Mei Daoqi, Mei Shiyue, Chen Guohong, Wang Yuan, Wang Xiaona, Zhang Jun, Chen Xiaoyi, Li Dongxiao, Zhang Yaodong
Department of Neurology, Children's Hospital Affiliated to Zhengzhou University, Henan Provincial Children's Hospital, Zhengzhou Children's Hospital, Zhengzhou, Henan 450018, China.
Zhonghua Yi Xue Yi Chuan Xue Za Zhi. 2021 Mar 10;38(3):219-223. doi: 10.3760/cma.j.cn511374-20200515-00347.
To investigate the clinical phenotype and genetic characteristics of a patient with hypohidrotic ectodermal dysplasia (HED) due to partial deletion of EDA gene.
The child has presented with HED complicated with epilepsy. Family trio whole exome sequencing (Trio-WES), copy number variation sequencing (CNV-seq), and karyotype analysis were carried out to explore the underlying genetic etiology.

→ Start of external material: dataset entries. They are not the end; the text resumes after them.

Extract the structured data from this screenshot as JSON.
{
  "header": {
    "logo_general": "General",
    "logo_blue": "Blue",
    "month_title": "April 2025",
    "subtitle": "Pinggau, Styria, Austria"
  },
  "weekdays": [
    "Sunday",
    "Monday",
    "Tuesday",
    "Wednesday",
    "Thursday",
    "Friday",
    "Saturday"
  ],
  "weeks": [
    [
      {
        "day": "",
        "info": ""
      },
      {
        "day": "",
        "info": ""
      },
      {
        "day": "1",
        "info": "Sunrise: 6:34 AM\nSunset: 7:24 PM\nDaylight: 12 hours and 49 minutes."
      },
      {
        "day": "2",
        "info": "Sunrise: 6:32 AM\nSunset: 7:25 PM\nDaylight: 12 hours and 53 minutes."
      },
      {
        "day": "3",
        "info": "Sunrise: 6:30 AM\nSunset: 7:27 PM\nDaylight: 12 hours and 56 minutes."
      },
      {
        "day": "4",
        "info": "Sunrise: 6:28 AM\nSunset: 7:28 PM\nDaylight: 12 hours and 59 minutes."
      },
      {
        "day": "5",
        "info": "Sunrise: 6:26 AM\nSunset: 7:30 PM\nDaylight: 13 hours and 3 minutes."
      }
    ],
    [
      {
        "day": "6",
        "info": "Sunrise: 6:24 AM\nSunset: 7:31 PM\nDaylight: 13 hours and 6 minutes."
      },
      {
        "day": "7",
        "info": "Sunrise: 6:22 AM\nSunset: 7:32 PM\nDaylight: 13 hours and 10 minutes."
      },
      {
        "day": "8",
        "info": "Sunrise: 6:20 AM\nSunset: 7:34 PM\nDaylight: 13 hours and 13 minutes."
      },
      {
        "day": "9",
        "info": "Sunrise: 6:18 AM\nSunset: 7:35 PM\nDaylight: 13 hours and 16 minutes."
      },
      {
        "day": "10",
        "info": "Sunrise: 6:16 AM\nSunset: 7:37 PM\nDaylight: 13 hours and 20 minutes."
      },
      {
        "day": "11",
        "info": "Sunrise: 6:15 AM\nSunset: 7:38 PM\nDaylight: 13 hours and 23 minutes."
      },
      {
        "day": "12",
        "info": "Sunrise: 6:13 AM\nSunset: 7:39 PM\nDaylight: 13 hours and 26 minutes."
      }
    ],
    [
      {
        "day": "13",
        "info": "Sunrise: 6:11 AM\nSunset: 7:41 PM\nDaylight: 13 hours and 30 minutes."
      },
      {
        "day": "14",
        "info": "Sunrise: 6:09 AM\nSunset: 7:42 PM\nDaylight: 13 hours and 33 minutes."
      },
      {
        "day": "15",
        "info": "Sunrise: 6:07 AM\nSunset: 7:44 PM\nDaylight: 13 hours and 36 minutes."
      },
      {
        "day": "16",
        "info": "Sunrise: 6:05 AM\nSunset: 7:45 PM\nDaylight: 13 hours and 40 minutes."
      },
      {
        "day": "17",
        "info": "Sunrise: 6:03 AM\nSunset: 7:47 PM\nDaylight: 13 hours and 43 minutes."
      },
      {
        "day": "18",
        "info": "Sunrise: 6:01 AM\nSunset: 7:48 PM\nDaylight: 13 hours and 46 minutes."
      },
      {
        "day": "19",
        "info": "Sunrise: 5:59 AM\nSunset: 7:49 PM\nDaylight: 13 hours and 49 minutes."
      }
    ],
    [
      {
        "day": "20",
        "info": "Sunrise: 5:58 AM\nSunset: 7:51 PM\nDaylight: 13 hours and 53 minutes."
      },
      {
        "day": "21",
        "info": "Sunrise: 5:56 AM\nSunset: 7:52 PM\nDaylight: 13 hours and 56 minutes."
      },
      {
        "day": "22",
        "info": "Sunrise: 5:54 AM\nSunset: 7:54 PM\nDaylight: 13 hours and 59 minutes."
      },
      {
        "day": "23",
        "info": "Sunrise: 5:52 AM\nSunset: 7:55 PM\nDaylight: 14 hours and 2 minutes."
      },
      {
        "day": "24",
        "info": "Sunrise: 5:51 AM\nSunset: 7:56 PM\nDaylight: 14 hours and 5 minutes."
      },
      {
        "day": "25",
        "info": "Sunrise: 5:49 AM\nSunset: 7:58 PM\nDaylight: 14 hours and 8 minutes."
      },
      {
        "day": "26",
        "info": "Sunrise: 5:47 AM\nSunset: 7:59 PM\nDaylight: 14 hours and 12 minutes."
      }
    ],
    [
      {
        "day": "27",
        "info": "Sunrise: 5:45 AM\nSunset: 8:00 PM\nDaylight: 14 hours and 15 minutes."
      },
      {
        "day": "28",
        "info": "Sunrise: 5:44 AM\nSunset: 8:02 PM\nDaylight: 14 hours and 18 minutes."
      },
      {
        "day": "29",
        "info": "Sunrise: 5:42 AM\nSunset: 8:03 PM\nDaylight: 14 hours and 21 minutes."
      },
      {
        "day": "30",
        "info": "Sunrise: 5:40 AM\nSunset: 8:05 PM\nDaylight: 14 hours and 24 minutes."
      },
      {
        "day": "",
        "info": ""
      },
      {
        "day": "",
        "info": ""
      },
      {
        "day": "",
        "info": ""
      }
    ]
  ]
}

The proband, a 7-year-and-8-month-old boy, presented with thin curly hair, thin and sparse eyebrow, xerosis cutis, susceptibility to hyperthermia from childhood, hypohidrosis, sharp/sparse/absent teeth, saddle nose, prominent forehead, auricle adulation and seizure. He was found to have a normal chromosomal karyotype, and no abnormality was found by Trio-WES. Genome-wide CNV-seq revealed a 341.90 kb deletion at Xq13.1q13.1 (chrX: 68 796 566-69 138 468). As verified by PCR-electrophoresis, the deletion has removed part of the EDA gene. The deletion was derived from his mother with normal hair, mild xerosis cutis, and sparse, decidulated and nail-like teeth. The mother was detected with a heterozygous 242.10 kb deletion at Xq13.1q13.1 (chrX: 68 836 154-69 078 250).
Both the proband and his mother have carried a Xq13.1 microdeletion involving part of the EDA gene. The clinical phenotypes of the mother and the proband were consistent with the clinical characteristics of X-linked recessive HED, for which partial deletion of the EDA gene is probably accountable.